You've scored a gig in another country. Or, you've hired someone in another country. Either way, congratulations! You're about to go international. While working with someone in another country can be fun and rewarding, there are a few things to consider before the process begins. Being prepared will save you a lot of headache, trust me. These apply in most industries but a few surprises wait in store for us game folk.
Why do it? At times working internationally is done to find work that can’t be done anywhere else. Ideally this is why you should consider it. If you want Katsuhiro Otomo or Masamune Shiro and ONLY those artists and their teams to do the concept art and art assets for your project, that’s a quick example. Another example is that the London Symphony has attributes that can’t be matched anywhere else, even Los Angeles, though admittedly you’re comparing apples to oranges. Still, the rule applies depending on your stylistic preference.

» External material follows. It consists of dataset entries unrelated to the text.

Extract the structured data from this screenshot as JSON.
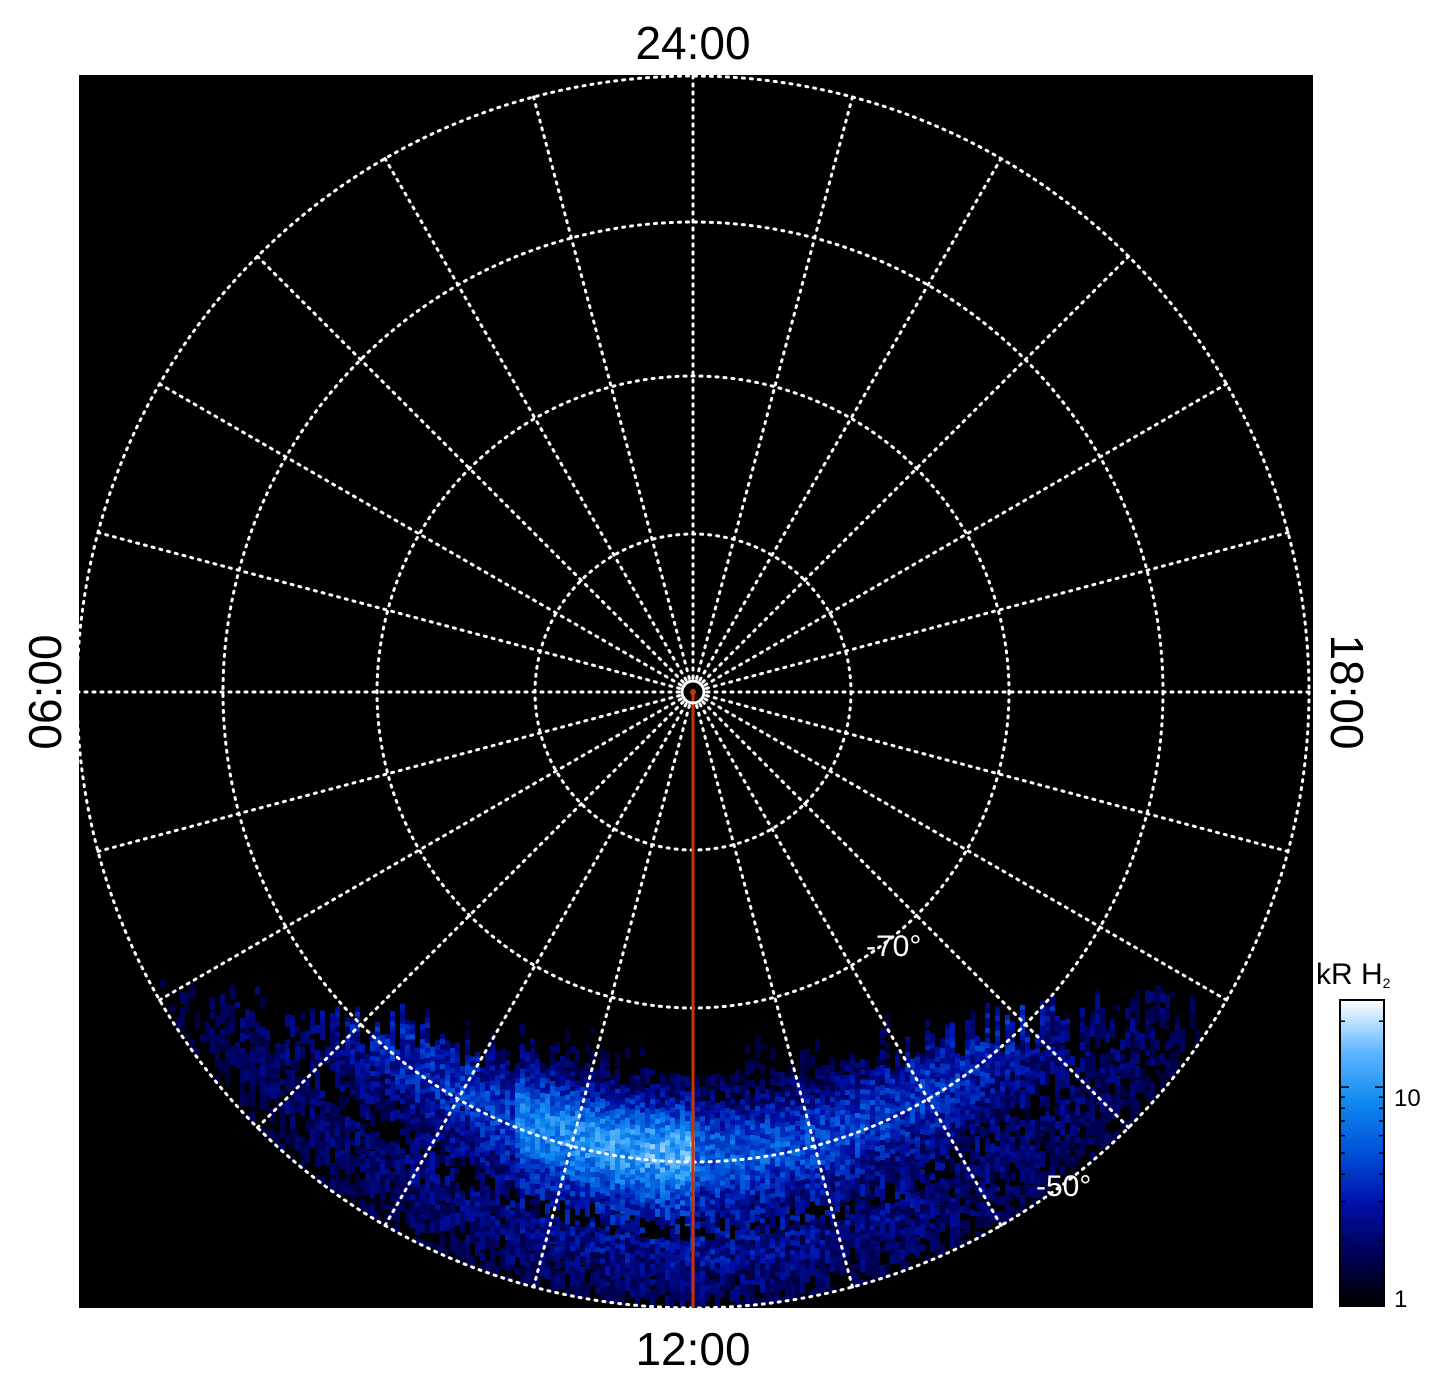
{
  "chart_data": {
    "type": "heatmap",
    "projection": "polar",
    "title": "",
    "local_time_labels": {
      "top": "24:00",
      "bottom": "12:00",
      "left": "06:00",
      "right": "18:00"
    },
    "latitude_circles_deg": [
      -85,
      -80,
      -70,
      -60,
      -50
    ],
    "latitude_labels": [
      {
        "value": -70,
        "text": "-70°"
      },
      {
        "value": -50,
        "text": "-50°"
      }
    ],
    "meridian_count": 24,
    "grid": true,
    "colorbar": {
      "title": "kR H",
      "title_subscript": "2",
      "scale": "log",
      "range": [
        1,
        25
      ],
      "ticks": [
        {
          "value": 1,
          "label": "1"
        },
        {
          "value": 10,
          "label": "10"
        }
      ],
      "colors": [
        "#000000",
        "#000055",
        "#0010a8",
        "#0050d8",
        "#1088f0",
        "#60b8ff",
        "#ffffff"
      ]
    },
    "background_color": "#000000",
    "grid_color": "#ffffff",
    "meridian_marker_color": "#cc3300",
    "meridian_marker_local_time": "12:00"
  }
}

Outsourcing business processes such as IT and supply chain has been done for years with success just as dependent on proper management and oversight as domestic operations.
Another reason to take your work (or look for it) elsewhere is that it is cheaper, but bear in mind that “you get what you pay for” applies just as much in another country as it does your own. You may think you’re saving 50% in production costs by outsourcing a bulk of your artwork, but if you aren’t assured that your tests have been done by the same team that will be working on the project itself, confirm your qualitative requirements and ensure you have solid exit clauses if those requirements aren’t met.
Dealing with creative content, this can be very difficult to quantify beyond satisfaction that is measured based on references prior to the start of a project or at least during pre-production.
If you decide that an international route is still your best bet, some factors to keep strictly in mind are:
Time Zone: This should be obvious, but time differences can wreak havoc when a release candidate is due. Making sure to build in the extra day (or more) it can take depending on your contractor or customers location will mean less panic for a TRC check from your publisher.
This additional time in the schedule at appropriate milestones and delivery dates will ensure you take another variable out of the equation. In addition, know when people go home and be sure to set your availability as well. Finally, consider holidays that differ from yours and build that time in as well. Easy for me to say of course is the phrase "it's better to ask forgiveness than to ask permission" true when it comes to a developer and a publisher? Frightening, but sometimes the answer is yes. The point is, it shouldn't be true.
Travel / Phone / Onsite staff: Communication back and forth can be established easily with today’s technology. Beyond the internet however, phone charges and travel costs at times can offset the savings you establish from the production costs alone. In addition, don’t be fooled into thinking New York and the Bay Area are the most expensive places to live. Japan boasts four out of the top ten most expensive cities in the world for cost of living: Tokyo (#1), Nagoya (#4), Yokohama (#5), and Kobe (#7), which partially explains why Japan has invested heavily in Western development.
Payment: Never , even under torture, consider a straight exchange rate from Google at the time of contract signing to be a reliable way to convert currency. This happens alarmingly often. Hundreds or even thousands of dollars can be lost on either side depending on rate changes throughout the project.
The exchange rate should be figured at the time of each payment, and the rate source should be mutually agreed upon before a contract is fully executed. For actual payment, wiring money and mailing checks can be more time consuming and costly than one would imagine. Currently the best way to go is PayPal. They charge a flat rate for domestic and international transfers that are far less than most banks.
International law: There can be added cost to negotiating a contract. Sometimes the other party may opt to have it translated, and that is a cost that can run as high as several thousand dollars US. In addition, some countries (Finland is one example) have ethics laws that may not be acceptable to your legal team, or may involve more time in negotiation.
Depending on the size of the contract in money and time, particularly if a celebrity is involved, expect at least three weeks minimum to elapse before it is signed, with the process taking as long as 6 months.
Language: I've seen some pretty funny situations when working with clients from other countries. Specifically a tip for voice over folks is to almost never use authentic Russian actors for highly emotional roles. You can tell an actor from Moscow to scream in pain, to imagine his limbs are being pulled off, but you might get a muted grunt if you're lucky. That if course is pretty specific.
In general, ensure that someone actually working as a representative speaks your language, or vice versa depending on the gig. Having someone on your end familiar with the language as well as the specific terms for whatever discipline youre dealing with (art, engineering, design) can save hours and hours of translation time.
In addition, be mindful of customs. In Japan, for example, do not put a business card in your back pocket. It is considered an insult. And don't try to bow if you havent done it with practice. There is a way to do it that takes time to learn and thinking you know how is far from knowing how.
Once you have all these basic considerations entrenched in your development practices, you’ll find doing business internationally a lot more rewarding and a lot less surprising.